MNCR comemora conquistas de catadores cooperados em Natal


Remuneradas pela Urbana, duas cooperativas prestam serviços de coleta, transporte e destino final dos resíduos recicláveis de Natal

Por Heverthon Rocha

A coleta seletiva realizada na cidade do Natal teve um avanço significativo, desde que a Prefeitura Municipal assinou o contrato de prestação de serviços de coleta de materiais recicláveis com os catadores natalenses.
Durante muitos anos, os catadores de materiais recicláveis da cidade tiveram que conviver em meio ao descaso e à ausência de políticas públicas de inclusão social e fortalecimento do movimento. Reduzindo à R$ 174 o ganho mensal dos catadores cooperados.
Os catadores de materiais recicláveis de Natal saíram do anonimato no ano de 2004. Naquela época, uma ação do Ministério Público Estadual, por meio da Promotoria do Meio Ambiente, determinou o fim do lixão de Cidade Nova. Na ocasião, mais de 450 pessoas viviam em meio aos resíduos sólidos e rejeitos domésticos.
Com o fim do lixão, os catadores se organizaram em associações. Fortalecidos, hoje se distribuem em duas cooperativas, remuneradas pela Companhia de Serviços Urbanos de Natal (Urbana) para realizar os serviços de coleta, transporte e destino final dos resíduos recicláveis.
“Decidimos contratar os catadores por entender a sua importância para o meio ambiente. Estamos fazendo nossa parte, conforme prevê a Política Nacional de Resíduos Sólidos e esperamos que todos os municípios façam o mesmo”, disse João Bastos, presidente da Urbana.

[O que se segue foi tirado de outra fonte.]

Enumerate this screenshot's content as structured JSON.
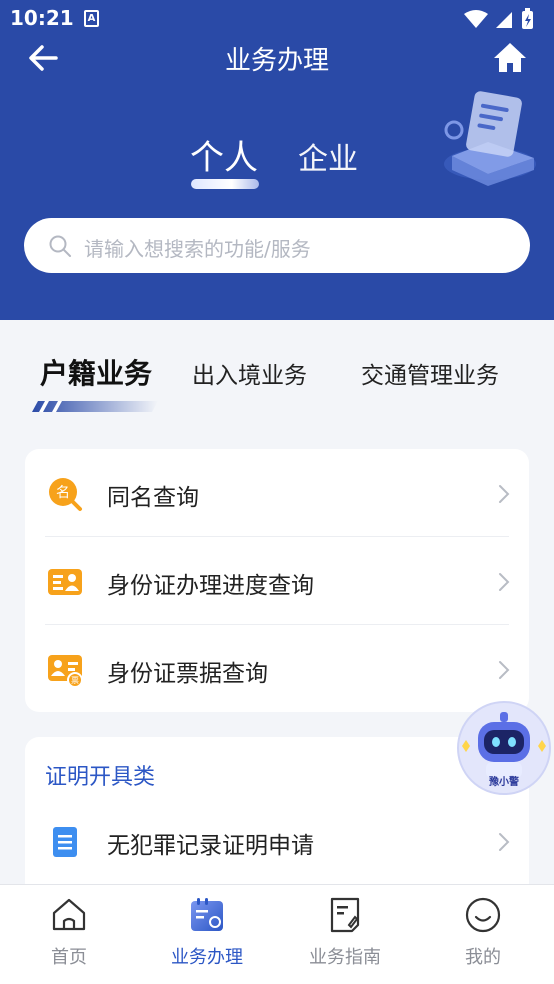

A inserção social dos catadores foi esquecida por muitas gestões da Urbana. Diante desta problemática a gerência técnica do meio ambiente da Urbana, formulou e propôs o decreto da Coleta Seletiva Solidária em Natal, o que foi acatado pela prefeita Micarla de Sousa.

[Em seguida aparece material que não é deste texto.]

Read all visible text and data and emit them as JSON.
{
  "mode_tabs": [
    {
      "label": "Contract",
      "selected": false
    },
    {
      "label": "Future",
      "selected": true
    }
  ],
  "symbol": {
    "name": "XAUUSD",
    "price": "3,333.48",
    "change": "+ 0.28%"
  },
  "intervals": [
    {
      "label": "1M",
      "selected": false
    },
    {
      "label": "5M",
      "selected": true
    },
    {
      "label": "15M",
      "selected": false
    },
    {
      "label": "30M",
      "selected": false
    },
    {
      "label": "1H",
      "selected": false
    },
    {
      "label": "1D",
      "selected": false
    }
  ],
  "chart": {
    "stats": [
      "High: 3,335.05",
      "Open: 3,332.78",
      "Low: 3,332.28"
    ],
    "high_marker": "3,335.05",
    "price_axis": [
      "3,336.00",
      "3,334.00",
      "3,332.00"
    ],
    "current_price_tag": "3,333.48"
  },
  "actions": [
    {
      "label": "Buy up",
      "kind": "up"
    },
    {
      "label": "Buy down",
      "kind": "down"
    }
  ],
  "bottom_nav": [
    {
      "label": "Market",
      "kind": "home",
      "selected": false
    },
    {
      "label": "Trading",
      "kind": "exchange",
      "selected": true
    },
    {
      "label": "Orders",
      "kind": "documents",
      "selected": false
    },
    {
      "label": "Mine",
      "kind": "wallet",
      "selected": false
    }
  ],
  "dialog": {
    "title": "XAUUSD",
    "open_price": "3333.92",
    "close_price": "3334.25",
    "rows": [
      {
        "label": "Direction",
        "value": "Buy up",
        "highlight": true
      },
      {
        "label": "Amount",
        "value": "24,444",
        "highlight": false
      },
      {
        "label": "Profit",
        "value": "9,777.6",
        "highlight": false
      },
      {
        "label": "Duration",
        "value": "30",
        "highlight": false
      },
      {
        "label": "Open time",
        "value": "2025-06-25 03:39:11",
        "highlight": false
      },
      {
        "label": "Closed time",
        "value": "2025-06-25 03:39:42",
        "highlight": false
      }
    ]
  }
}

O Decreto Municipal nº 9.615/2012 foi publicado no Diário Oficial do Município do dia 03 de fevereiro deste ano e estabelece a obrigatoriedade de coleta seletiva em todos os órgãos da administração direta e indireta municipal. O decreto municipal segue o modelo adotado pelo Governo Federal (5.940/2006) com as devidas adequações às realidades locais.
Estas iniciativas tiveram início em junho de 2010, fruto de uma gestão inovadora na Urbana, onde os catadores passaram a ser visualizados com a devida importância. Neste período diversos eventos nacionais e locais possibilitaram a contratação das cooperativas para realizarem serviços profissionais aos municípios brasileiros.
Em 2010 o então presidente Luiz Inácio Lula da Silva, sancionou a Lei Federal nº 12.305/2010, que instituiu a Política Nacional de Resíduos Sólidos (PNRS), elevando os catadores para um patamar de destaque, no que diz respeito à destinação ambientalmente correta dos resíduos sólidos recicláveis.
Para Severino Lima Júnior, representante do Movimento Nacional dos Catadores de Materiais Recicláveis (MNCR) as conquistas estão se concretizando em Natal. “O presidente Lula foi muito importante para valorização do catador. Somos gratos a ele”, destacou Severino Júnior. “Nós do MNCR estamos muito satisfeitos em ver que a gestão municipal do Natal está implementando a PNRS, inclusive contratando os catadores.”
A PNRS surge como um instrumento legal que complementa a Política Nacional de Saneamento Básico (PNSB), instituída conforme a Lei Federal nº 11.445/2007. Foi a PNSB que possibilitou a contratação dos catadores para realização da coleta seletiva, cumprindo assim uma das etapas do saneamento básico que é o manejo dos resíduos sólidos urbanos.
A PNSB prevê a contratação das cooperativas com dispensa de licitação, tendo como base o estado de necessidade dos catadores e promovendo a inserção socioeconómica dos profissionais da coleta seletiva e ações de preservação do meio ambiente.